Por isso, o amor a Aurélien, semelhante ao amor de Amaro por Aleixo em O Bom-Crioulo (1895), livro de Adolfo Caminha, torna-se cólera. Aqui, a ira é somada ao desejo por reparação. Acontece que iniciar o corte é também buscar pela raiz do problema e se armar para enfrentá-lo. A faca alegórica manuseada por Rodrigo traça o modo como a História será contada, desta vez pelo lado de cá das fronteiras. Como quem devolve, junto dos boulevards, a palavra amor grifada, rasurada e reescrita.

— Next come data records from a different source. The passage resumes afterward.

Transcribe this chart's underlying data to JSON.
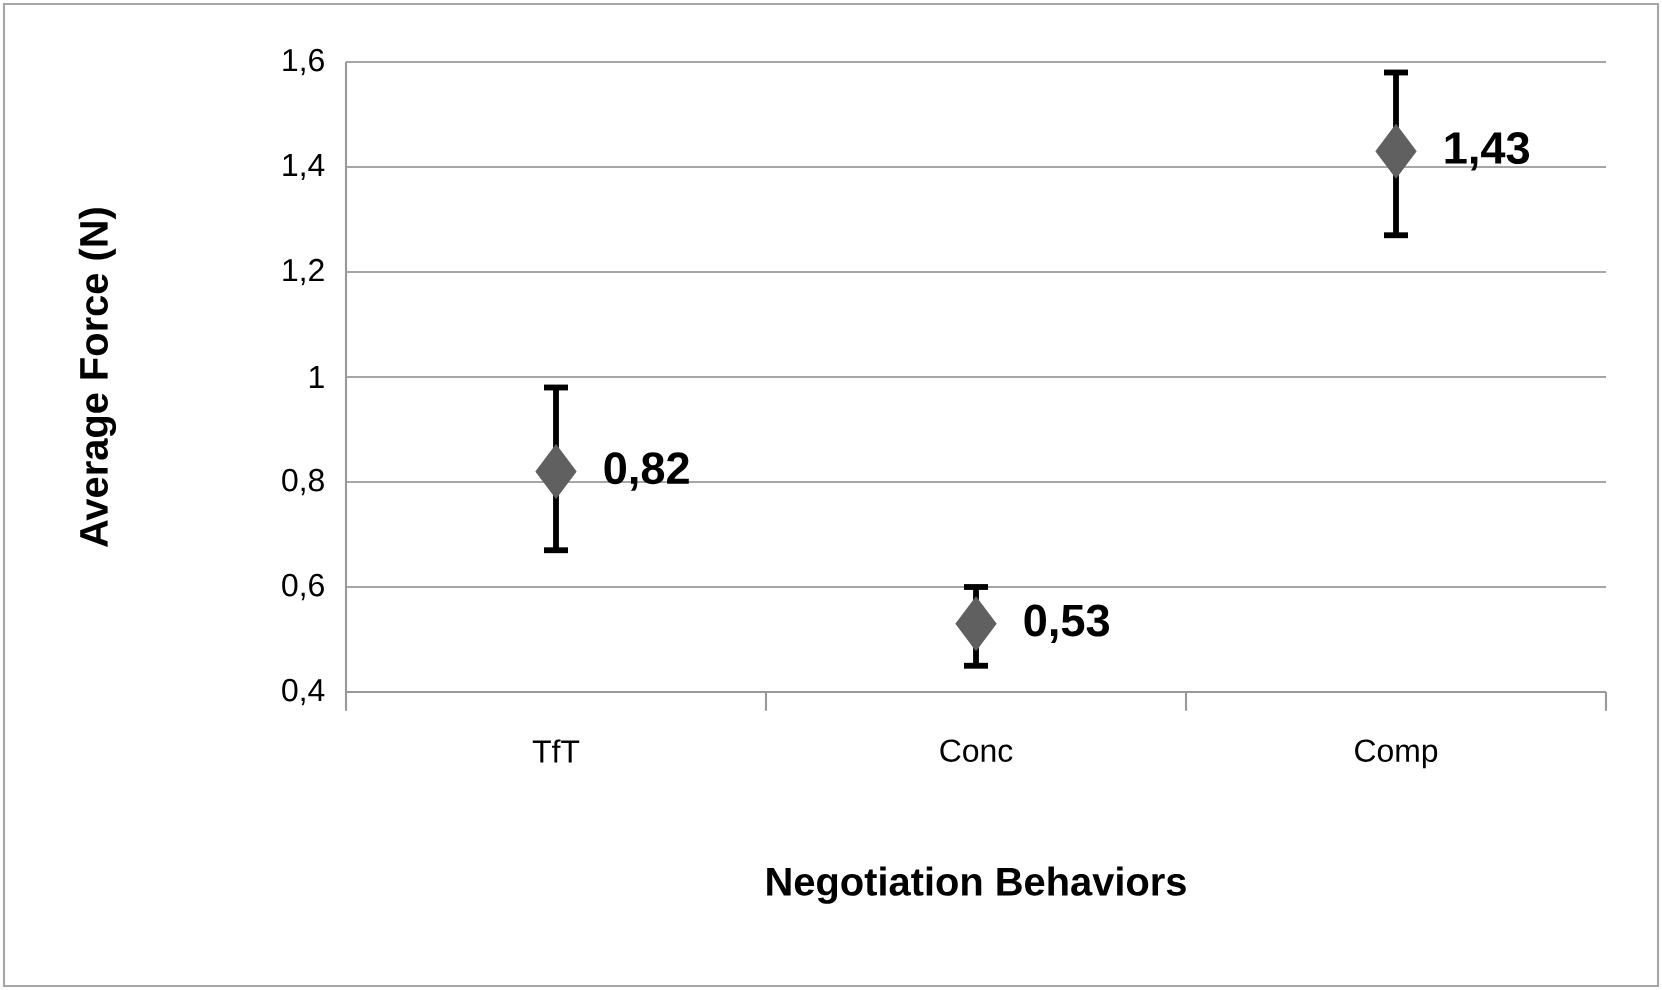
{
  "chart_data": {
    "type": "scatter",
    "xlabel": "Negotiation Behaviors",
    "ylabel": "Average Force (N)",
    "categories": [
      "TfT",
      "Conc",
      "Comp"
    ],
    "values": [
      0.82,
      0.53,
      1.43
    ],
    "errors": [
      [
        0.67,
        0.98
      ],
      [
        0.45,
        0.6
      ],
      [
        1.27,
        1.58
      ]
    ],
    "value_labels": [
      "0,82",
      "0,53",
      "1,43"
    ],
    "color": "#606060",
    "marker": "diamond",
    "grid": "y",
    "ylim": [
      0.4,
      1.6
    ],
    "yticks": [
      {
        "value": 0.4,
        "label": "0,4"
      },
      {
        "value": 0.6,
        "label": "0,6"
      },
      {
        "value": 0.8,
        "label": "0,8"
      },
      1,
      {
        "value": 1.2,
        "label": "1,2"
      },
      {
        "value": 1.4,
        "label": "1,4"
      },
      {
        "value": 1.6,
        "label": "1,6"
      }
    ]
  }
}
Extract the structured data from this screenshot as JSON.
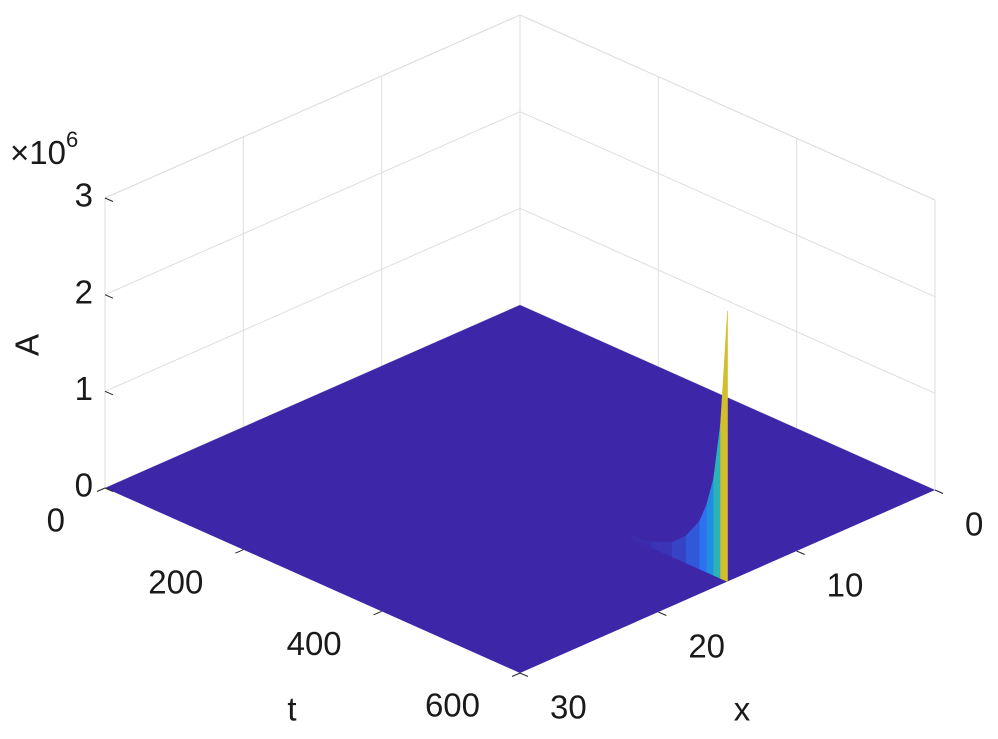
{
  "chart_data": {
    "type": "surface3d",
    "xlabel": "x",
    "ylabel": "t",
    "zlabel": "A",
    "z_multiplier": {
      "base": "×10",
      "exponent": "6"
    },
    "xlim": [
      0,
      30
    ],
    "xticks": [
      0,
      10,
      20,
      30
    ],
    "ylim": [
      0,
      600
    ],
    "yticks": [
      0,
      200,
      400,
      600
    ],
    "zlim": [
      0,
      3000000
    ],
    "zticks": [
      0,
      {
        "value": 1000000,
        "label": "1"
      },
      {
        "value": 2000000,
        "label": "2"
      },
      {
        "value": 3000000,
        "label": "3"
      }
    ],
    "grid": true,
    "color": "#3e26a8",
    "colormap": "parula",
    "spike": {
      "x": 15,
      "t": [
        430,
        460,
        490,
        520,
        540,
        560,
        570,
        580,
        590,
        600
      ],
      "values": [
        0,
        20000,
        60000,
        150000,
        280000,
        500000,
        700000,
        1000000,
        1600000,
        2800000
      ]
    }
  }
}
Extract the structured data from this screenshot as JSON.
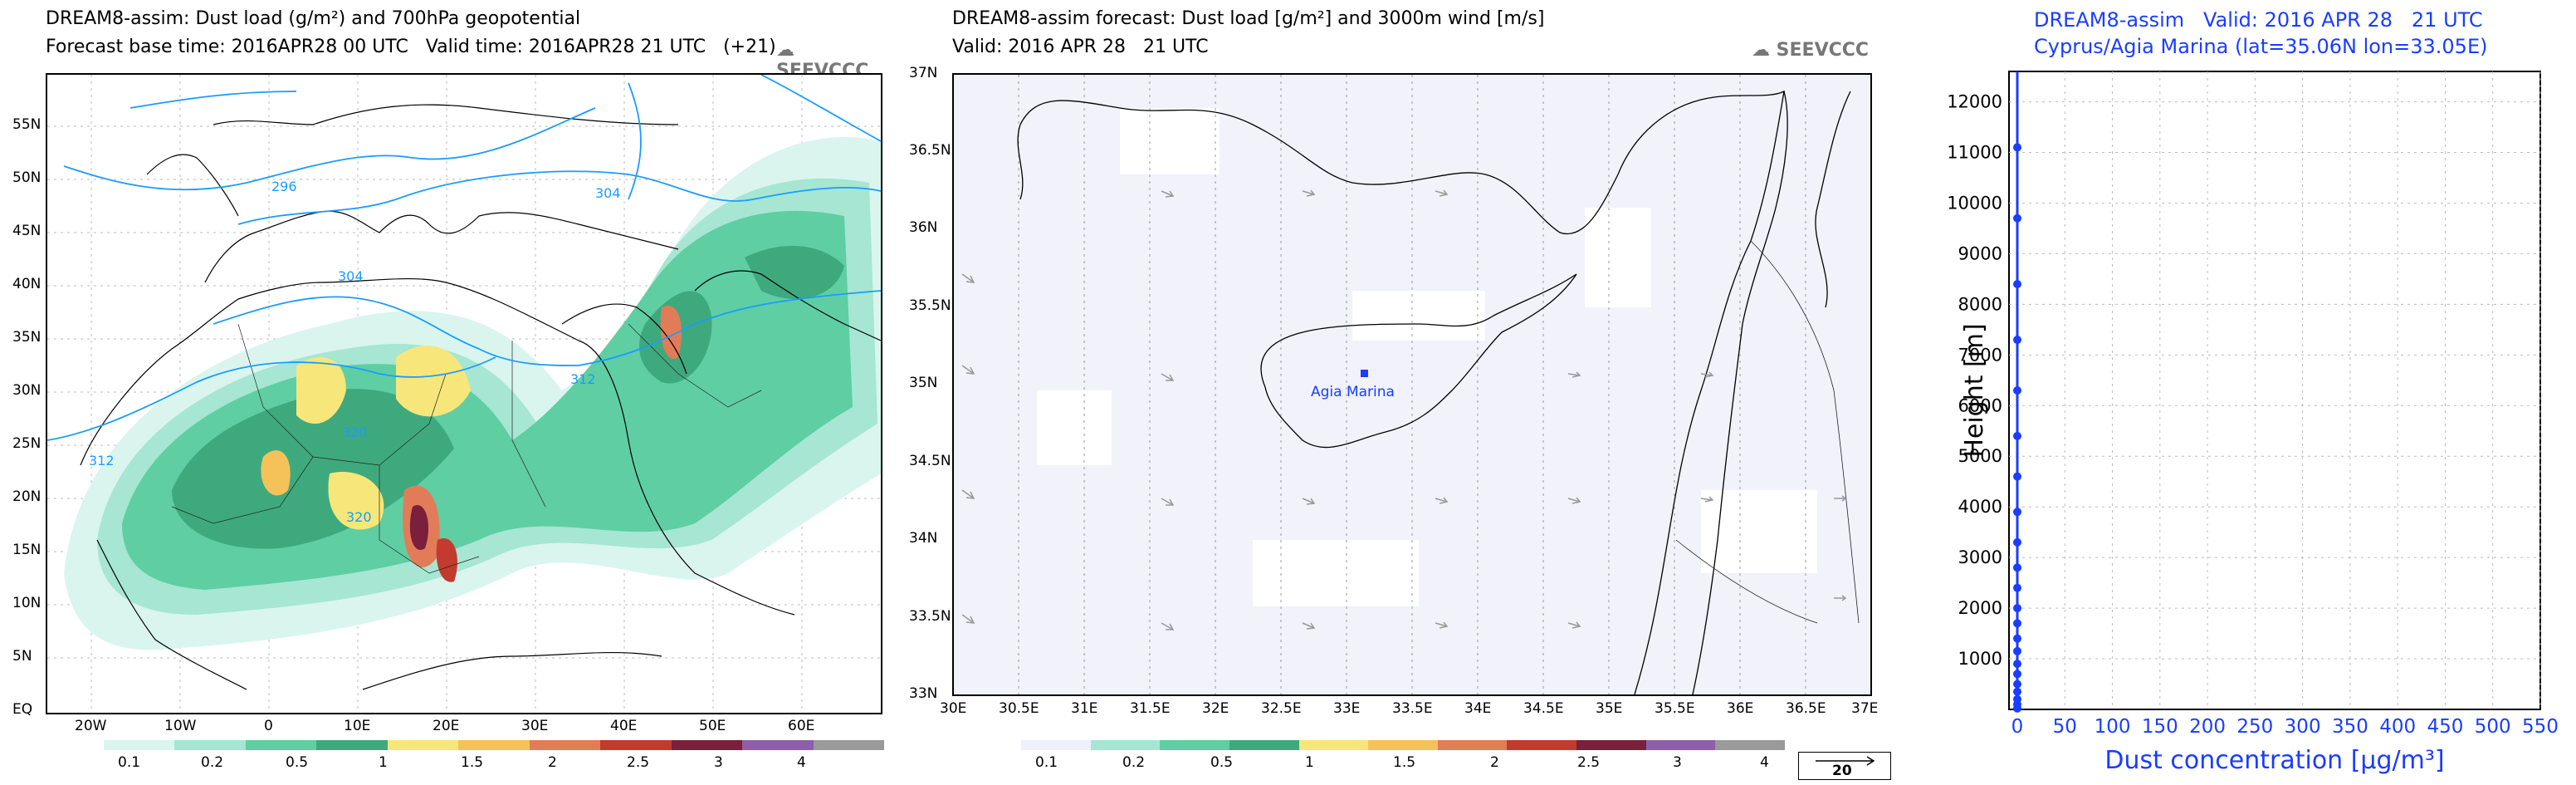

À medida em que a leitura avança, Aurélien, mesmo amado, começa a desfigurar-se, exposto por quem o amou. Aurélien, que na paisagem estrangeira não passa de “um velho sobrado, um barraco para os imigrantes.” Aurélien: um mundo “cinza noir, sem despachos nas esquinas”, evidenciando a relação suburbana que não se concentra apenas no subúrbio Carioca, mas, em larga escala, nos subúrbios às margens do dito berço da civilização.

Versos como “escrevo em guerra” e “tu é meu livro de cabeceira” marcam o escrever por meio do conflito. O protagonista de Facas abre seu romance dedicando palavras ao mensageiro entre mundos – os novos e o antigo –, como quem pede proteção pela incursão em território hostil.

Rememoramos as palavras de Abdias do Nascimento a Exu: “transporta-me nas asas da / tua mobilidade expansiva […] à catarse das / impurezas culturais / exorcizaremos a domesticação / do gesto e outras / impostas a nosso povo negro.”

Nos vemos no meio dessa mobilidade expansiva ao depararmos com uma escrita vertiginosa, um texto cheio de escamas e muitos caminhos. Uma escrita-encruzilhada que coloca à mesa, junto da devoção ao sentimento nutrido por Aurélien, o desconforto que é amá-lo e enxergar nele as armadilhas de um sujeito-território em sua “posição político-discursiva de centralidade”, como é trazido pelas palavras de Luiz Felipe Andrade Silva no posfácio de Facas. Aurélien torna-se, além de livro de cabeceira, manual de guerra para que seja possível conhecer melhor seu algoz-amante e talhá-lo a carne exposta no decorrer das páginas.

Facas é um livro que pede passagem há dezessete anos. Rodrigo de Roure o escreve entre 2005 e 2022, no trânsito entre o país-subúrbio e o Velho Mundo. Sim, leva tempo até saber o que fazer do amor. Se mantê-lo ou cortá-lo. Como cultivá-lo sem as pragas desse “inferno insolente que teu mundo [Aurélien] nos deu de presente.”

A matriz colonial escreveu a História e nos delegou o lugar do selvagem, do exótico, do outro. Por isso, Rodrigo assegura: “Aqui não é um país, aqui não é matriz”. Mas, há uma outra escondida nas escamas. Pelo menos “uma janela, uma lâmpada acesa.” Uma matriz das encruzilhadas, feitiços e encantarias. Matriz que retira da palavra amor (e de qualquer outra palavra) sua condição onisciente e indivisível, sem comprometer a raiz dos amores que ainda germinarão sob esta terra.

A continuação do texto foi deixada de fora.